Climbing out of the bog and onto the freshly laid branches was an extremely delicate exercise: so as not to sink them with carelessly distributed weight, I first stretched my arms across them as far as possible. Then, torso grazing flat against the knots and bark, I slowly pulled myself along until my legs were free of the viscous body beneath. From there on out, it was a simple matter of taking each pile of branches across the partially built bridge and placing them in the bog. As long as nobody stood still for too long, the branches held, and by early evening, the two of us could cross from one side to the other and back again with relative ease.
Readers will not be surprised to hear that by the time of our return the following week, the bog had ingested our bridge. So, we spent most of the morning gathering the longest fallen branches we could find. The branches were meticulously sorted into piles of comparable length. Then, with one of us knee deep in the putrefied mud, and the other standing on the bank, we would carefully lower the longest branches first, lengthways, in a number of columns just wide enough to accommodate a small pair of feet. As the weeks went by, our methodology incrementally changed. Our improvisations became architectures. Elaborate, serious, obsessive. Layered with the ossified debris of one failed approach after another.

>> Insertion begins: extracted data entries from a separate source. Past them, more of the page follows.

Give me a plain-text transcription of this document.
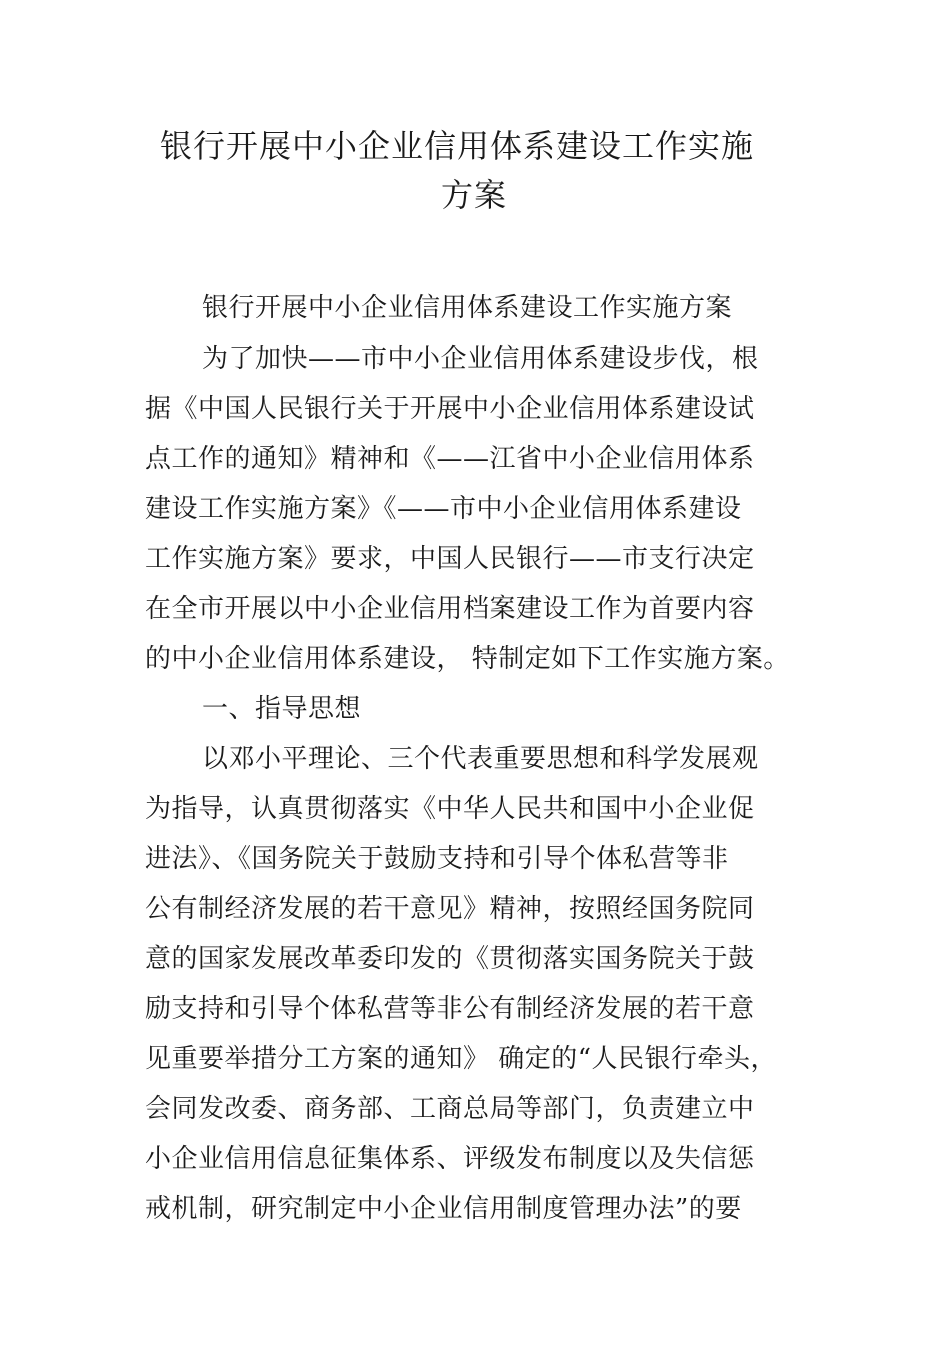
银行开展中小企业信用体系建设工作实施
方案
银行开展中小企业信用体系建设工作实施方案
为了加快——市中小企业信用体系建设步伐，根
据《中国人民银行关于开展中小企业信用体系建设试
点工作的通知》精神和《——江省中小企业信用体系
建设工作实施方案》《——市中小企业信用体系建设
工作实施方案》要求，中国人民银行——市支行决定
在全市开展以中小企业信用档案建设工作为首要内容
的中小企业信用体系建设， 特制定如下工作实施方案。
一、指导思想
以邓小平理论、三个代表重要思想和科学发展观
为指导，认真贯彻落实《中华人民共和国中小企业促
进法》、《国务院关于鼓励支持和引导个体私营等非
公有制经济发展的若干意见》精神，按照经国务院同
意的国家发展改革委印发的《贯彻落实国务院关于鼓
励支持和引导个体私营等非公有制经济发展的若干意
见重要举措分工方案的通知》 确定的“人民银行牵头，
会同发改委、商务部、工商总局等部门，负责建立中
小企业信用信息征集体系、评级发布制度以及失信惩
戒机制，研究制定中小企业信用制度管理办法”的要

Eventually, we settled on a widthways configuration. This took many more branches, but they did not need to be particularly long, the route across was less treacherous, and neither one of us would need to climb in for the initial phases. We started to tie one branch to the next with vegetation. First, single strands, and then by twisting two, three, four stems for greater strength. Later came posts, driven deep into the bog, and melded to the structure with mud and knotted sticky-weed. For a time, ten, twenty, then perhaps even thirty pairs of branches with y-shaped offshoots near to the top would form crude supports for a grid of beams hovering precariously an inch or two above the bog. Twigs, leaves and detritus would be thatched across to fill the gaps. This was our most complex design and the most laborious to execute, but it was among our least successful. Unlike our more instinctual attempts, it failed to take advantage of the surface tension nature had gifted us. The vertical branches leaned and sank with our steps and the thatch slipped away underfoot. Eventually, we went back to an older way. I can’t remember what our last bridge looked like.
In pondering our persistence in the few days since this series of non-achievements came to mind, I’ve come to realize that many of my recent frustrations are born of a sense of passing time that we did not possess; a need for an imminent solution whose success predicates some other success, or is the means to some greater ends. We just kept building, repairing, re-building, failing and building again. We registered our lack of progress with a degree of nonchalance I think back upon with envy. This is not to suggest our little forays into amateur civil engineering were for their own sake: ultimately, we really did want to build a lasting bridge that people could use to cross the bog. In spite of our sincerely held instrumentalist aims, it was nevertheless only incidental to our purpose that the bridge was completely unnecessary. It was perfectly possible, after all, to get from one side to the other simply by walking a little further along the edge of the field before entering the woodland. At the top of the slope emerging from the far side of the bog were spiked railings barring the way to an unremarkable South Manchester street.